I know full well about advertising there buddy, I spend $10,0000.00 a year just on my Yellow Pages ad that I designed and am on the front page of GOOGLE , BING & YAHOO for anything Computer Repair Related in Wilmington NC and surrounding cities via compliments of my SEO Skills and none of that is a attributed to single purchased back link, it is all strictly from organic S.E.O;)
 
So by using itunes, FT loses 30%. The App store would need to boost the amount of purchases by 1/3 for FT to break even. Counting the cost of maintaining a server, download management, customers who leave beacause its "too hard" to download, decreased visibility, etc etc (because Apple DOES give you something for that 30%), I would guess (completely guess since I don't do this for a living) Apple would maybe really only have to boost your business by a 25% or maybe even 20% or 15%.
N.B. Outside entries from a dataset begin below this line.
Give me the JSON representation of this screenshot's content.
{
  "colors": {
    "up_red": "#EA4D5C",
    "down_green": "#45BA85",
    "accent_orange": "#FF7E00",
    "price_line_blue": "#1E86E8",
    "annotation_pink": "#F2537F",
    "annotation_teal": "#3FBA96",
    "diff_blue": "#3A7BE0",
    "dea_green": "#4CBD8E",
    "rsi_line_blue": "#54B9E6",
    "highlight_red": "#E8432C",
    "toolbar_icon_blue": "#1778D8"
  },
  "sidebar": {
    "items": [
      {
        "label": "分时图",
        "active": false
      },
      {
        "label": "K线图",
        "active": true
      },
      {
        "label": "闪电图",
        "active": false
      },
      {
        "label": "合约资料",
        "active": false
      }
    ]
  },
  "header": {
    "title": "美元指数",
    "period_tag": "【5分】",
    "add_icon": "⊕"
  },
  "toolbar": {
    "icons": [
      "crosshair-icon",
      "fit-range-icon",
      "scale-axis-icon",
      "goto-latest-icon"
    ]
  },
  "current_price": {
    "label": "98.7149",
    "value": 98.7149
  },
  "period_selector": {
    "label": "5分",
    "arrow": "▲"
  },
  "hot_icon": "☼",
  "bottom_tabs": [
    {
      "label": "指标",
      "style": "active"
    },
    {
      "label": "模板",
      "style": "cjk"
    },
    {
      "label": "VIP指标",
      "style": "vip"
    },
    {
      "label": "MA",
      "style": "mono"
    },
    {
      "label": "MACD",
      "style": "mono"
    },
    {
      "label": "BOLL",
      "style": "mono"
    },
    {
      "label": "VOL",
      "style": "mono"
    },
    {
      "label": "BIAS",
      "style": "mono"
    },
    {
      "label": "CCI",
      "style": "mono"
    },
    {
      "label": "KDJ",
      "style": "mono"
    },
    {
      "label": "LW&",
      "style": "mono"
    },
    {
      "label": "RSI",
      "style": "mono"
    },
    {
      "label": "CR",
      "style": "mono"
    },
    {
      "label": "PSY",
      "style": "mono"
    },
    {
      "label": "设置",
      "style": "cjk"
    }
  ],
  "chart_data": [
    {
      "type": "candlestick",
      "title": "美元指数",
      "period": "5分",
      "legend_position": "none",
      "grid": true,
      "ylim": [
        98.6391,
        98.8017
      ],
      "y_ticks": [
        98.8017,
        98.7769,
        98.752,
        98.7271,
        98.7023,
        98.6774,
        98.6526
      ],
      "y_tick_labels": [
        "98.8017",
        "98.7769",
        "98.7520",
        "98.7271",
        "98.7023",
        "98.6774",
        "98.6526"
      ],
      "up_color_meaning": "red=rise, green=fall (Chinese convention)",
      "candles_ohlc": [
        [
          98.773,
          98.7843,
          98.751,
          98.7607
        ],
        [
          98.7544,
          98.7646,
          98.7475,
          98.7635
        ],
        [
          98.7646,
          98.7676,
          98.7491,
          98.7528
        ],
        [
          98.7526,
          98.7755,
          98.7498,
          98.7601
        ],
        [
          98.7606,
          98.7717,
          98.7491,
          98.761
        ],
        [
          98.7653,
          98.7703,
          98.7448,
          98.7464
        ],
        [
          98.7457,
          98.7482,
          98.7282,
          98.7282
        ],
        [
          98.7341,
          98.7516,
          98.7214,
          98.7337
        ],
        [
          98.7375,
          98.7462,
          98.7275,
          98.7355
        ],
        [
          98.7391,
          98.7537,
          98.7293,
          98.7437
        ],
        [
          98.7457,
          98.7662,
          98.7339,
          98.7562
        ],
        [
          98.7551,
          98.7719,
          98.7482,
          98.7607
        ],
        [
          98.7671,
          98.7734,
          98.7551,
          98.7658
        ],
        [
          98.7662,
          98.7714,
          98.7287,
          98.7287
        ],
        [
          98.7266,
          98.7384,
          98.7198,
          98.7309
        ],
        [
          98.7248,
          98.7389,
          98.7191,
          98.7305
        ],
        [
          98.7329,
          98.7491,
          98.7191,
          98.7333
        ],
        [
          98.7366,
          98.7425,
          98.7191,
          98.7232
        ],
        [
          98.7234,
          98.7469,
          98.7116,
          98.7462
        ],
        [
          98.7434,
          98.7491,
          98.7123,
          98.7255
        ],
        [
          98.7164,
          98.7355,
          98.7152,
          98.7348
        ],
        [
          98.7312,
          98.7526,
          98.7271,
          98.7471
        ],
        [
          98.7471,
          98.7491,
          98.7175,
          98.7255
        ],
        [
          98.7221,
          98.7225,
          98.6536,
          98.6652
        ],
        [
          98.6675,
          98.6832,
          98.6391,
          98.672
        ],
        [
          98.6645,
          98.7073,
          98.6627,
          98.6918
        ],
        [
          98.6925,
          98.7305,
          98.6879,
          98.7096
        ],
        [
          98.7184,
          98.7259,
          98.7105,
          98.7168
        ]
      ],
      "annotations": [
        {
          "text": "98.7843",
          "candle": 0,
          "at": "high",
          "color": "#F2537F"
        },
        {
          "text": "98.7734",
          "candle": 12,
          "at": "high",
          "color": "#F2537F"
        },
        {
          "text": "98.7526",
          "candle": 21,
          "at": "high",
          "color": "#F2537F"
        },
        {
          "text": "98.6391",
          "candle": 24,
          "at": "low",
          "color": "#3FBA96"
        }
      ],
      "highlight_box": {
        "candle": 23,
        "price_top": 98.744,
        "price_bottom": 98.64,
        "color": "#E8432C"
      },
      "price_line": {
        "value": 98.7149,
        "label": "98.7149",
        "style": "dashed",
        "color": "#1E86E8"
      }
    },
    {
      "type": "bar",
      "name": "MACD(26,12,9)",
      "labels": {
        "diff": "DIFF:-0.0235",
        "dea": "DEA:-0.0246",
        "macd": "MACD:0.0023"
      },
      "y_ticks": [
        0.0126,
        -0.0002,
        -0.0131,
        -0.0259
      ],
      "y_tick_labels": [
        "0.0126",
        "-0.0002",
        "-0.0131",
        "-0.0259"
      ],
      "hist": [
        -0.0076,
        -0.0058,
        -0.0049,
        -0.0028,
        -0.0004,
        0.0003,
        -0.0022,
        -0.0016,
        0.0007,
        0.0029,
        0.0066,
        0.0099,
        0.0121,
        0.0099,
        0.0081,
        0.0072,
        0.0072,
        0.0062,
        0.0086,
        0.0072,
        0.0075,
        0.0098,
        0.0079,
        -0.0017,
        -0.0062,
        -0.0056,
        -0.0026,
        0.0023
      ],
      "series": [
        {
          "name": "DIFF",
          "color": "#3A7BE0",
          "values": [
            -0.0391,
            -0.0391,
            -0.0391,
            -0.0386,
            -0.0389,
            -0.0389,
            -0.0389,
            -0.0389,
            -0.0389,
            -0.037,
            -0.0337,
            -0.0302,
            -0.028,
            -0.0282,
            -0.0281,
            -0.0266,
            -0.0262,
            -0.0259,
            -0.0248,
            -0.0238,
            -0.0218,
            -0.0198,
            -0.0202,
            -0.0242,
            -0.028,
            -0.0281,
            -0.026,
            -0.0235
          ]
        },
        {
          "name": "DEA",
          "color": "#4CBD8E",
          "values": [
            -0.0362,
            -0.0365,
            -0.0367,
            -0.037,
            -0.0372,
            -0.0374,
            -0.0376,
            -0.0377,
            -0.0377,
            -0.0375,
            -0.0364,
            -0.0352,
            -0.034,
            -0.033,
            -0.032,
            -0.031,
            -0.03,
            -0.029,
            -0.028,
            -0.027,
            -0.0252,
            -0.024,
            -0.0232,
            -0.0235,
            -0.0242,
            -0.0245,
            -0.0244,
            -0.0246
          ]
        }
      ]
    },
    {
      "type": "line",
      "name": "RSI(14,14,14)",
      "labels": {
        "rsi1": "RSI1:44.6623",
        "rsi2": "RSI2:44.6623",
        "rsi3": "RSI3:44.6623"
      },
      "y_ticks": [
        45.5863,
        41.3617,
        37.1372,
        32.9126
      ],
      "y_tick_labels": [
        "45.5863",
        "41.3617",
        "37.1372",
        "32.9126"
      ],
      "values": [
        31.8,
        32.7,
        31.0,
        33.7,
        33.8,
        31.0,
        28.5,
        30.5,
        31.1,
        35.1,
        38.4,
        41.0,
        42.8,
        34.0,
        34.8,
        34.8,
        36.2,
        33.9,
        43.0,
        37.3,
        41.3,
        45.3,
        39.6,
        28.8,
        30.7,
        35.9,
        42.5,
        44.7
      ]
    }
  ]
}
Personally I think the App store would boost apps by at least enough to make it worth it, but maybe not. I'd love to have nerdy number talk from both sides...I have no idea about how cost of running a download service, HTML 5 website, transaction processing, customer service for said downloads, server space and all that junk compares to profit

It's not even that. Apple gets 30% of subscriptions CREATED through iTunes. FT loses NOTHING on current subscribers!
 
I too think this is awesome news. Apple is getting far too greedy. I look at it this way. Right now those selling apps are "sharing" 30% with Apple. Slowly, this 30% will be built into the price of a given application (if we continue down this path). In the end, the end user gets screwed. Companies aren't going to "lose" 30% of their revenue, they're going to eventually pass it on. I refuse to allow Apple to elbow their way in as just another middle man. I'm happy paying for an app that does something useful... Turning web pages into stand alone apps IMHO is going backwards, not forwards.